General Sir Richard McCreery died on October 18th, 1967. His memorial service was held in Westminster Abbey.
[edit] Equestrianism
Appropriately for a man who was associated all his adult life with a cavalry regiment, McCreery was a highly accomplished horseman. He twice won the Grand Military Gold Cup at Sandown Park (in 1923 and 1928), and represented the Army at polo. In 1924 he and his younger brother Captain Selby McCreery constituted 50 percent of the Army polo team that played against America. In retirement during the 1950s, Dick McCreery took up polo again for a time, playing at Windsor Great Park.
He hunted all his life with the Blackmore Vale Hunt, of which he became joint Master of Foxhounds.
At the Coronation of Queen Elizabeth II in 1953 the State Coach was drawn by six grey horses, one of which was named McCreery, the others being named after five other World War Two generals, a distinction which must have been particularly appreciated by McCreery in view of his lifelong association with horses.
McCreery’s steeplechasing accomplishments are commemorated in an annual race at Sandown Park, The Dick McCreery Hunters' Steeple Chase, run on the day of the Grand Military Gold Cup.
[edit] Character and ability
In his character General McCreery was modest to the point of shyness. He was not comfortable in public speaking, but as Doherty (2004) puts it: 'Not a self-publicist in the manner of Montgomery, McCreery managed nonetheless to gain the confidence of his soldiers who trusted him in peace and war.' An overriding sense of duty might be said to have characterised his life and career.
McCreery was clearly possessed of a high intelligence, which was not restricted in its operation by the early end of his formal academic education. Harold Macmillan, later to become Prime Minister, characterised McCreery as a ‘very clever’ man in his wartime diaries. Following a meeting at Eighth Army Headquarters in Forli, Northern Italy, in April 1945, he wrote: ‘He [McCreery] has always struck me as one of the ablest of the military officers whom I have seen out here.’ (Macmillan, 1984, p.739)
[edit] Descendants
McCreery had four sons and one daughter. His eldest son, Michael, was a member of the Communist Party of Great Britain in the early 1960s, but left in 1963 to become leader of the Committee to Defeat Revisionism, for Communist Unity. He pre-deceased his father in 1965. His second son, Bob, inherited his passion for steeplechasing and became the champion amateur National Hunt jockey in the 1950s. His youngest son is the psychologist and author Charles McCreery.
[edit] Bibliography
- Barnett, Corelli (1960). The Desert Generals. London: George Allen and Unwin.

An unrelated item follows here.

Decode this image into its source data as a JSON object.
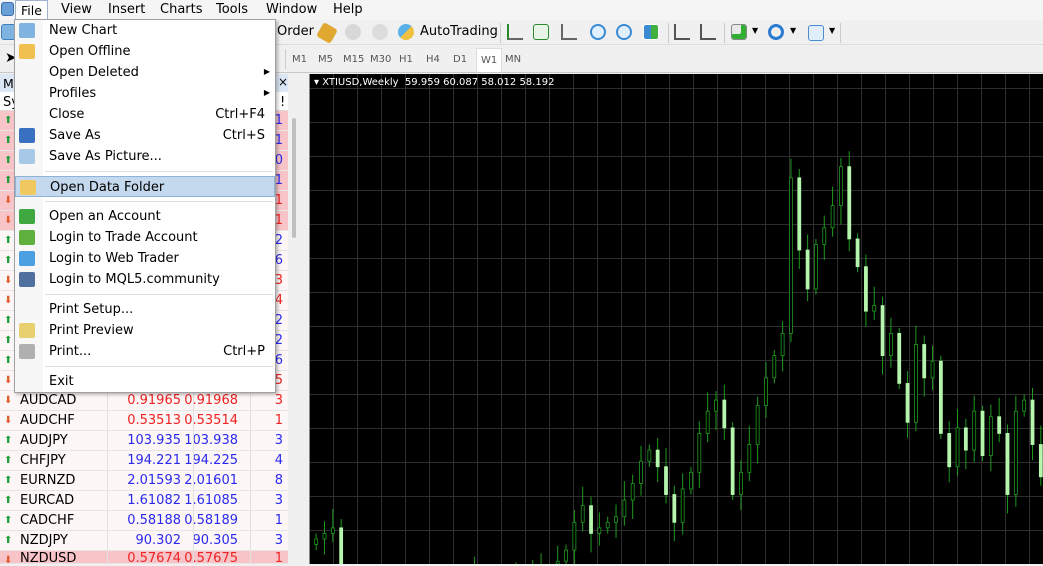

- Devereux, Roy (1936). John Loudon McAdam: Chapters in the History of Highways. London: Oxford University Press.
- Doherty, Richard (2004). Ireland's Generals in the Second World War. Dublin: Four Courts Press.
- Macmillan, Harold (1984). War Diaries: Politics and War in the Mediterranean, January 1943-May 1945. London: Macmillan.
- Strawson, John (1973). General Sir Richard McCreery. A Portrait. Privately published.
- Who’s Who, 1965. London: Adam & Charles Black.